Abstract
Blood pressure responses to antihypertensive drugs vary widely between individuals. Certain phenotypic factors may predict some drug responses such as plasma renin activity (PRA) as an indicator of activation of the reninangiotensin- aldosterone system. Higher PRA levels may predict better average responses to angiotensin converting enzyme inhibitors, angiotensin receptor blockers or β-blockers. Conversely, high salt intake or salt sensitivity may predict a better response to diuretics and calcium channel blockers. Genetic factors influencing the pharmacokinetics of specific drugs through enzymes or transporters or the pharmacodynamics of drug classes through receptors or pathways involved in the mechanism of drug action can also affect blood pressure responses, but the effects of most candidate genes are limited. Furthermore, the need to choose the most effective first-line antihypertensive agent becomes less critical with the awareness that most hypertensive patients will require a combination of drugs and drug combinations with complementary modes of action should help to overcome the major mechanisms driving hypertension.
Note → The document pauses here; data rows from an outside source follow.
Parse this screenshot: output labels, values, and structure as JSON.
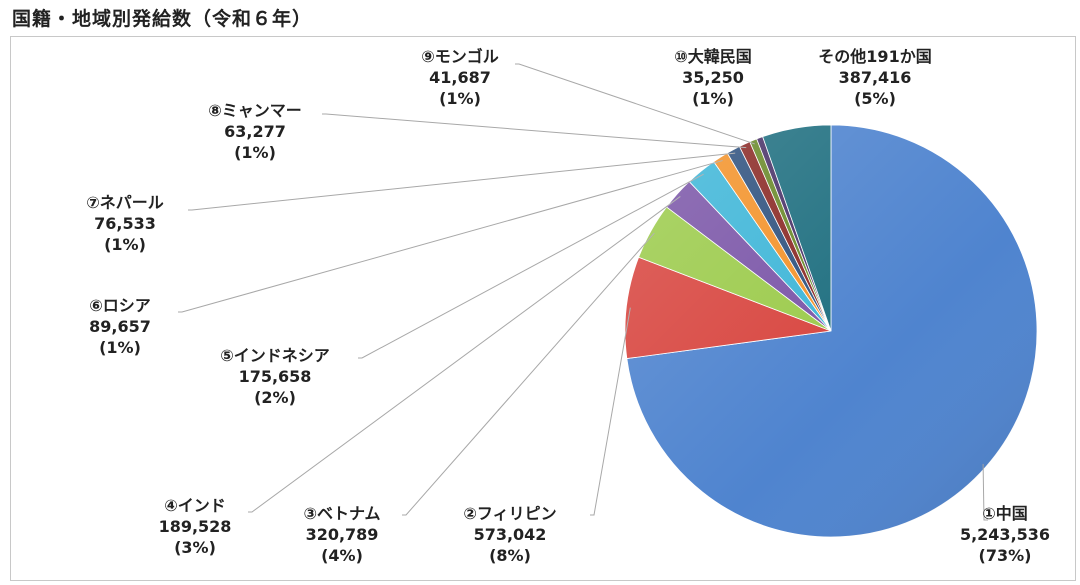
{
  "title": "国籍・地域別発給数（令和６年）",
  "chart_data": {
    "type": "pie",
    "title": "国籍・地域別発給数（令和６年）",
    "start_angle_deg": 0,
    "direction": "clockwise",
    "slices": [
      {
        "label": "①中国",
        "value": 5243536,
        "value_text": "5,243,536",
        "pct_text": "(73%)",
        "color": "#4f84cf"
      },
      {
        "label": "②フィリピン",
        "value": 573042,
        "value_text": "573,042",
        "pct_text": "(8%)",
        "color": "#d84640"
      },
      {
        "label": "③ベトナム",
        "value": 320789,
        "value_text": "320,789",
        "pct_text": "(4%)",
        "color": "#9ccb4c"
      },
      {
        "label": "④インド",
        "value": 189528,
        "value_text": "189,528",
        "pct_text": "(3%)",
        "color": "#7b56a8"
      },
      {
        "label": "⑤インドネシア",
        "value": 175658,
        "value_text": "175,658",
        "pct_text": "(2%)",
        "color": "#3fb6d8"
      },
      {
        "label": "⑥ロシア",
        "value": 89657,
        "value_text": "89,657",
        "pct_text": "(1%)",
        "color": "#f3932b"
      },
      {
        "label": "⑦ネパール",
        "value": 76533,
        "value_text": "76,533",
        "pct_text": "(1%)",
        "color": "#2f527f"
      },
      {
        "label": "⑧ミャンマー",
        "value": 63277,
        "value_text": "63,277",
        "pct_text": "(1%)",
        "color": "#8b2a26"
      },
      {
        "label": "⑨モンゴル",
        "value": 41687,
        "value_text": "41,687",
        "pct_text": "(1%)",
        "color": "#6a8a2a"
      },
      {
        "label": "⑩大韓民国",
        "value": 35250,
        "value_text": "35,250",
        "pct_text": "(1%)",
        "color": "#4a3268"
      },
      {
        "label": "その他191か国",
        "value": 387416,
        "value_text": "387,416",
        "pct_text": "(5%)",
        "color": "#1f6f80"
      }
    ]
  }
}
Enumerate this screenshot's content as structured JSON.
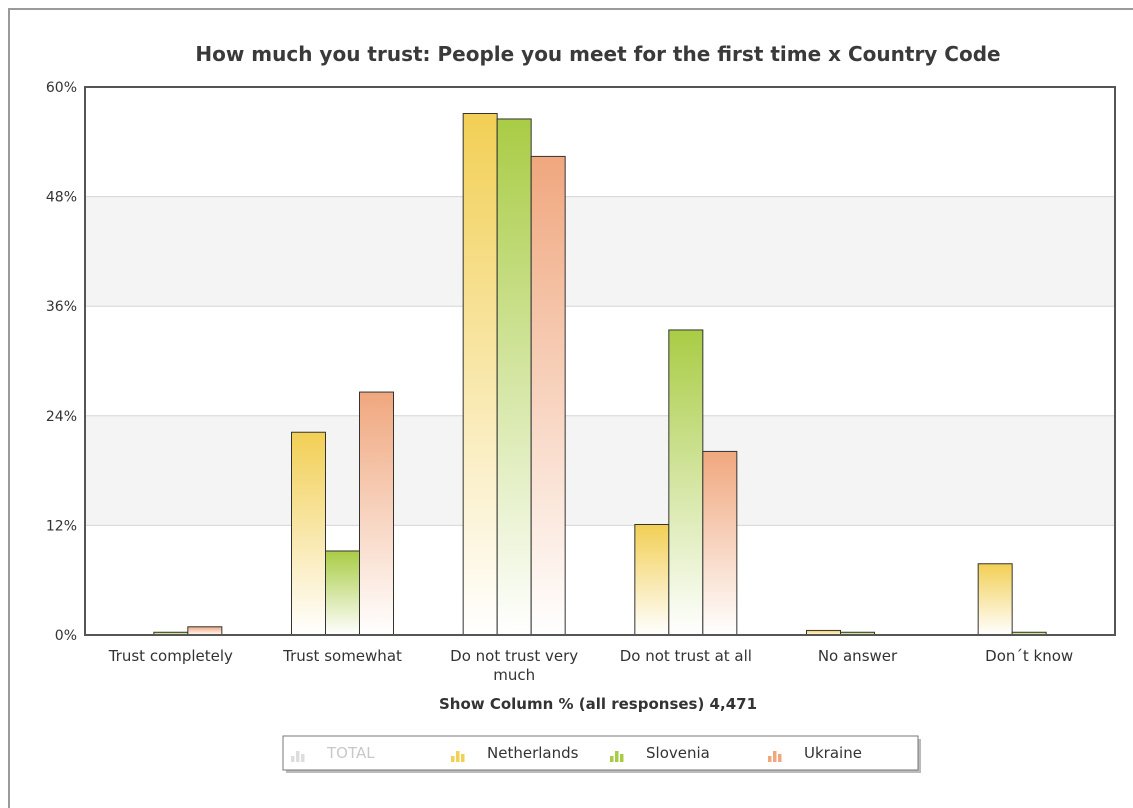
{
  "chart_data": {
    "type": "bar",
    "title": "How much you trust: People you meet for the first time  x  Country Code",
    "xlabel": "Show Column % (all responses) 4,471",
    "ylabel": "",
    "ylim": [
      0,
      60
    ],
    "yticks": [
      "0%",
      "12%",
      "24%",
      "36%",
      "48%",
      "60%"
    ],
    "ytick_values": [
      0,
      12,
      24,
      36,
      48,
      60
    ],
    "categories": [
      [
        "Trust completely"
      ],
      [
        "Trust somewhat"
      ],
      [
        "Do not trust very",
        "much"
      ],
      [
        "Do not trust at all"
      ],
      [
        "No answer"
      ],
      [
        "Don´t know"
      ]
    ],
    "series": [
      {
        "name": "Netherlands",
        "color": "#f2cf55",
        "values": [
          0.0,
          22.2,
          57.1,
          12.1,
          0.5,
          7.8
        ]
      },
      {
        "name": "Slovenia",
        "color": "#a9cc45",
        "values": [
          0.3,
          9.2,
          56.5,
          33.4,
          0.3,
          0.3
        ]
      },
      {
        "name": "Ukraine",
        "color": "#f0a77e",
        "values": [
          0.9,
          26.6,
          52.4,
          20.1,
          0.0,
          0.0
        ]
      }
    ],
    "legend": {
      "placement": "bottom",
      "items": [
        {
          "name": "TOTAL",
          "color": "#d9d9d9",
          "muted": true
        },
        {
          "name": "Netherlands",
          "color": "#f2cf55",
          "muted": false
        },
        {
          "name": "Slovenia",
          "color": "#a9cc45",
          "muted": false
        },
        {
          "name": "Ukraine",
          "color": "#f0a77e",
          "muted": false
        }
      ]
    },
    "grid": true
  }
}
However, there may be situations where genotypes in pathways that may not be directly related to the blood pressure lowering effect may predict cardiovascular benefits with certain drugs. Currently, there are probably no genetic factors which dictate the use of a particular antihypertensive drug, except in some of the rare monogenic causes of hypertension. With the rapid expansion of pharmacogenetic knowledge, this situation is likely to change and specific targeted treatments may be selected based on combined genetic and phenotypic factors for individualizing long-term therapy for hypertension.
Keywords: Angiotensin converting enzyme inhibitors, angiotensin receptor blockers, beta-blockers, calcium channel blockers, diuretics, pharmacogenetics, phenotype, plasma renin activity.